Pakistan’s unprecedented and devastating floods are frequently making headlines for quite some time. Pakistan’s Foreign Minister Bilawal Bhutto Zardari twitted on August 29, 2022, that floods have killed more than 1,500 people in 4 provinces. The country’s planning minister said that the damages would be greater than $10 billion. An AP news report on August 26, 2022, said that Pakistan’s prime minister Shahbaz Sharif asked for international help in battling the situation and blamed climate change for the tragedy.
A decade ago in October 2012, a superstorm, hurricane Sandy, ravaged the Caribbean countries Jamaica, Cuba, Haiti, the Dominican Republic, The Bahamas, and the U.S. Mid-Atlantic and Northeastern states.

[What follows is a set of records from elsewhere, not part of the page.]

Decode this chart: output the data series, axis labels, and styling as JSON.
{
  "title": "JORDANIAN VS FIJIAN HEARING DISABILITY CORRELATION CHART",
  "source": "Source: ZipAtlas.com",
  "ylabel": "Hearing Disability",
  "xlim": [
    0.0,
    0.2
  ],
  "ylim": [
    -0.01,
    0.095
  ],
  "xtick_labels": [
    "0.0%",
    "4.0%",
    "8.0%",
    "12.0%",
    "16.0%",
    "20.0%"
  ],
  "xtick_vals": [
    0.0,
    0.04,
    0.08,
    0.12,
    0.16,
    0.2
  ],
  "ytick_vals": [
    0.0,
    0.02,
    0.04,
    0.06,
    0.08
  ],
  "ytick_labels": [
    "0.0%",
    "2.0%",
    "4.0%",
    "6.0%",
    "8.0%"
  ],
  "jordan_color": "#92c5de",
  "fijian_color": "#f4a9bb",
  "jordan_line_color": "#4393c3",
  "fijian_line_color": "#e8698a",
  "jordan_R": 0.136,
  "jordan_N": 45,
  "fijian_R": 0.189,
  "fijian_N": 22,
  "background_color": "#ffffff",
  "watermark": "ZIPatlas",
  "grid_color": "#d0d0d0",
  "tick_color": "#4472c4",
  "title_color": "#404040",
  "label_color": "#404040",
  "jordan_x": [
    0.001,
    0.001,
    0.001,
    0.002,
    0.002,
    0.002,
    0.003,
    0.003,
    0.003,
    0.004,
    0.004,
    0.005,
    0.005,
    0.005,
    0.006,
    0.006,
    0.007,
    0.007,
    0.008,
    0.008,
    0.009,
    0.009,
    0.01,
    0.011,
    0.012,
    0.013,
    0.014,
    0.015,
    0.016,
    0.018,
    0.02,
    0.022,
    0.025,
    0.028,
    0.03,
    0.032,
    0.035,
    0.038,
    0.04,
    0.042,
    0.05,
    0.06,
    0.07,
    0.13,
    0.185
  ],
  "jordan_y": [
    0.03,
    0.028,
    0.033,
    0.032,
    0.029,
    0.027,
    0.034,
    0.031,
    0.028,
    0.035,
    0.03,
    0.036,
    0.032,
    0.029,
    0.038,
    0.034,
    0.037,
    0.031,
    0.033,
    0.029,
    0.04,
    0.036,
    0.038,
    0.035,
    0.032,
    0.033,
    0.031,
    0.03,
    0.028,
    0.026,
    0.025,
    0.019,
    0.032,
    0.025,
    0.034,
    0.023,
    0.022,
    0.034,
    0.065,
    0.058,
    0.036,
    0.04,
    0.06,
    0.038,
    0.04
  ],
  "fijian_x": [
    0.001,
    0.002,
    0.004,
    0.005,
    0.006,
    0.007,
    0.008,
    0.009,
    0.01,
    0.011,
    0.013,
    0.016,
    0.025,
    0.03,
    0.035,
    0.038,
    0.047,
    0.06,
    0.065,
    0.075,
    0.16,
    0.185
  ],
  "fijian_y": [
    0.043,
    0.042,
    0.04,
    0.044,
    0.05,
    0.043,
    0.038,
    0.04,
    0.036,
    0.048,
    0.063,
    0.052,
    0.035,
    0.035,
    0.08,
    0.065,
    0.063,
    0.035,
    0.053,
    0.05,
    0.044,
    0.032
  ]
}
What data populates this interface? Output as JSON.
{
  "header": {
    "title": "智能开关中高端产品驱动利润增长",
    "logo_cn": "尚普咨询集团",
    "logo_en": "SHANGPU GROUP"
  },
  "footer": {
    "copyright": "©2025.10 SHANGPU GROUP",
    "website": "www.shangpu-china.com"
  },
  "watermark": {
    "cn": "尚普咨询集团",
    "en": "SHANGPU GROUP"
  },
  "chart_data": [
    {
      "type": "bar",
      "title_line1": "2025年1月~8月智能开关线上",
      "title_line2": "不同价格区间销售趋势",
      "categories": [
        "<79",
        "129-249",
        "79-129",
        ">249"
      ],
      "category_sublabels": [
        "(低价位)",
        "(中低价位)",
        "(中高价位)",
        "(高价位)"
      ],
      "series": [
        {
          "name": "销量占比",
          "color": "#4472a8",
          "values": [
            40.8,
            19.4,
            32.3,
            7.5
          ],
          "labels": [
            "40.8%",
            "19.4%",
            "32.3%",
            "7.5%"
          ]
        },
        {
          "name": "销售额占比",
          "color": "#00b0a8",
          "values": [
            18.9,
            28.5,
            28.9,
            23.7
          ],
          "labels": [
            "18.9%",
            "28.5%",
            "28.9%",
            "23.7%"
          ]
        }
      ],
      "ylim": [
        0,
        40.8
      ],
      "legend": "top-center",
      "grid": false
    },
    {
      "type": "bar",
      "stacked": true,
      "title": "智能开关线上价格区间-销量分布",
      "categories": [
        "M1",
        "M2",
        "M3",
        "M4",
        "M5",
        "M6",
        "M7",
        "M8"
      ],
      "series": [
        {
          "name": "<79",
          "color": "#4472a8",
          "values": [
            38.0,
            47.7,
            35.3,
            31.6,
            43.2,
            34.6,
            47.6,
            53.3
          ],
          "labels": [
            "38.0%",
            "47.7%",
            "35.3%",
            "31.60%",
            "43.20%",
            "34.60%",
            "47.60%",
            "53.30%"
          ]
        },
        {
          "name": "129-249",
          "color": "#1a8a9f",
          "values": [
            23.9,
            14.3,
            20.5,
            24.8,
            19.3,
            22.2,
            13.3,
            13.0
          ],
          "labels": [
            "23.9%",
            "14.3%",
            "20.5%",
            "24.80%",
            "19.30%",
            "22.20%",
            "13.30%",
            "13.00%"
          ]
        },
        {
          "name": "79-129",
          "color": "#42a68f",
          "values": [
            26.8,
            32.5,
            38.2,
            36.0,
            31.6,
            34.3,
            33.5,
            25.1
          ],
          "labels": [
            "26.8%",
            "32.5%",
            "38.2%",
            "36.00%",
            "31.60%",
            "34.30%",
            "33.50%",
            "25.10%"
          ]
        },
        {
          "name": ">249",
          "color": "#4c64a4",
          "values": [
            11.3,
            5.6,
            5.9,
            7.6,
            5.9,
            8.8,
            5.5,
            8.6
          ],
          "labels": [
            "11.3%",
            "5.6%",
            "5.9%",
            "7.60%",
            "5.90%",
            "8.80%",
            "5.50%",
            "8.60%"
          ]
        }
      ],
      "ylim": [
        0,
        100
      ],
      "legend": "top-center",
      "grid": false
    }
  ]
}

According to the National Oceanic and Atmospheric Administration (NOAA) of the United States, Sandy caused 72 direct deaths and $81.9 billion in damages. In New York, there were 14.31 feet of tidal waves, 153 km/hour winds, and relentless rainfall for 48 hours. It was unprecedented and unimaginable, and a study published on May 18, 2021, in the Nature Communications journal, attributed it to the sea level rise caused by climate change.

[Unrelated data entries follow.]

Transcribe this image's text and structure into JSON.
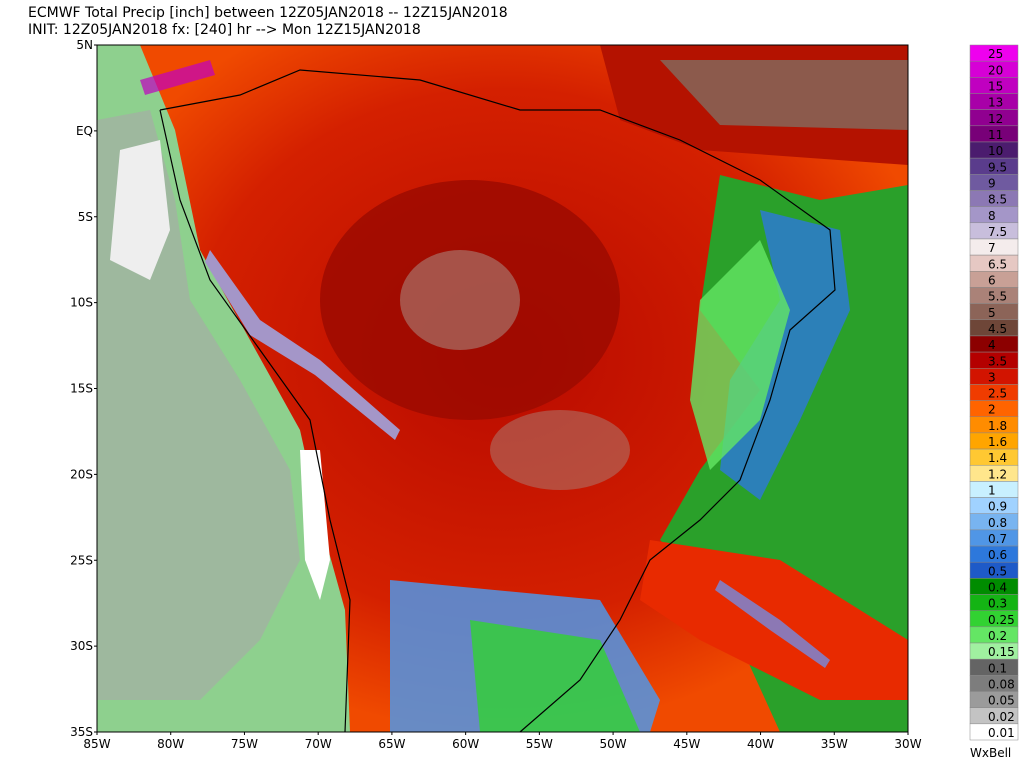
{
  "header": {
    "title": "ECMWF Total Precip [inch] between 12Z05JAN2018 -- 12Z15JAN2018",
    "subtitle": "INIT: 12Z05JAN2018 fx: [240] hr --> Mon 12Z15JAN2018"
  },
  "map": {
    "lat_labels": [
      "5N",
      "EQ",
      "5S",
      "10S",
      "15S",
      "20S",
      "25S",
      "30S",
      "35S"
    ],
    "lon_labels": [
      "85W",
      "80W",
      "75W",
      "70W",
      "65W",
      "60W",
      "55W",
      "50W",
      "45W",
      "40W",
      "35W",
      "30W"
    ]
  },
  "colorbar": [
    {
      "label": "25",
      "color": "#ee00ee"
    },
    {
      "label": "20",
      "color": "#d600d6"
    },
    {
      "label": "15",
      "color": "#c000c0"
    },
    {
      "label": "13",
      "color": "#a800a8"
    },
    {
      "label": "12",
      "color": "#900090"
    },
    {
      "label": "11",
      "color": "#780078"
    },
    {
      "label": "10",
      "color": "#4b1c6e"
    },
    {
      "label": "9.5",
      "color": "#5a3c8c"
    },
    {
      "label": "9",
      "color": "#6f5aa0"
    },
    {
      "label": "8.5",
      "color": "#8c78b4"
    },
    {
      "label": "8",
      "color": "#a496c8"
    },
    {
      "label": "7.5",
      "color": "#c8bedc"
    },
    {
      "label": "7",
      "color": "#f4ecec"
    },
    {
      "label": "6.5",
      "color": "#e6c8c3"
    },
    {
      "label": "6",
      "color": "#c8a096"
    },
    {
      "label": "5.5",
      "color": "#aa8278"
    },
    {
      "label": "5",
      "color": "#8c6458"
    },
    {
      "label": "4.5",
      "color": "#6e4638"
    },
    {
      "label": "4",
      "color": "#8c0000"
    },
    {
      "label": "3.5",
      "color": "#b40000"
    },
    {
      "label": "3",
      "color": "#d21400"
    },
    {
      "label": "2.5",
      "color": "#f03c00"
    },
    {
      "label": "2",
      "color": "#ff6400"
    },
    {
      "label": "1.8",
      "color": "#ff8c00"
    },
    {
      "label": "1.6",
      "color": "#ffa500"
    },
    {
      "label": "1.4",
      "color": "#ffc832"
    },
    {
      "label": "1.2",
      "color": "#ffe68c"
    },
    {
      "label": "1",
      "color": "#c8f0ff"
    },
    {
      "label": "0.9",
      "color": "#a0d2ff"
    },
    {
      "label": "0.8",
      "color": "#78b4f0"
    },
    {
      "label": "0.7",
      "color": "#5096e6"
    },
    {
      "label": "0.6",
      "color": "#2d78dc"
    },
    {
      "label": "0.5",
      "color": "#1e5ac8"
    },
    {
      "label": "0.4",
      "color": "#008c00"
    },
    {
      "label": "0.3",
      "color": "#14b414"
    },
    {
      "label": "0.25",
      "color": "#32d232"
    },
    {
      "label": "0.2",
      "color": "#64e664"
    },
    {
      "label": "0.15",
      "color": "#a0f0a0"
    },
    {
      "label": "0.1",
      "color": "#646464"
    },
    {
      "label": "0.08",
      "color": "#7d7d7d"
    },
    {
      "label": "0.05",
      "color": "#9b9b9b"
    },
    {
      "label": "0.02",
      "color": "#c3c3c3"
    },
    {
      "label": "0.01",
      "color": "#ffffff"
    }
  ],
  "logo": "WxBell"
}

Climate change is happening throughout the world due to global warming which in turn is the result of increased levels of greenhouse gases, mainly carbon dioxide (CO2), in the atmosphere.
Thus, the two catastrophes mentioned above are by no means exceptional weather events. In the words of Amitav Ghosh, as he remarks in his book ‘The Great Derangement: Climate Change and the Unthinkable,’ ‘it appears that we are now in an era that will be defined precisely by events that appear, by our current standards of normality, highly improbable: flash floods, hundred-year storms, persistent droughts, spells of unprecedented heat, sudden landslides, raging torrents pouring down from breached glacial lakes, and, yes, freakish tornadoes.’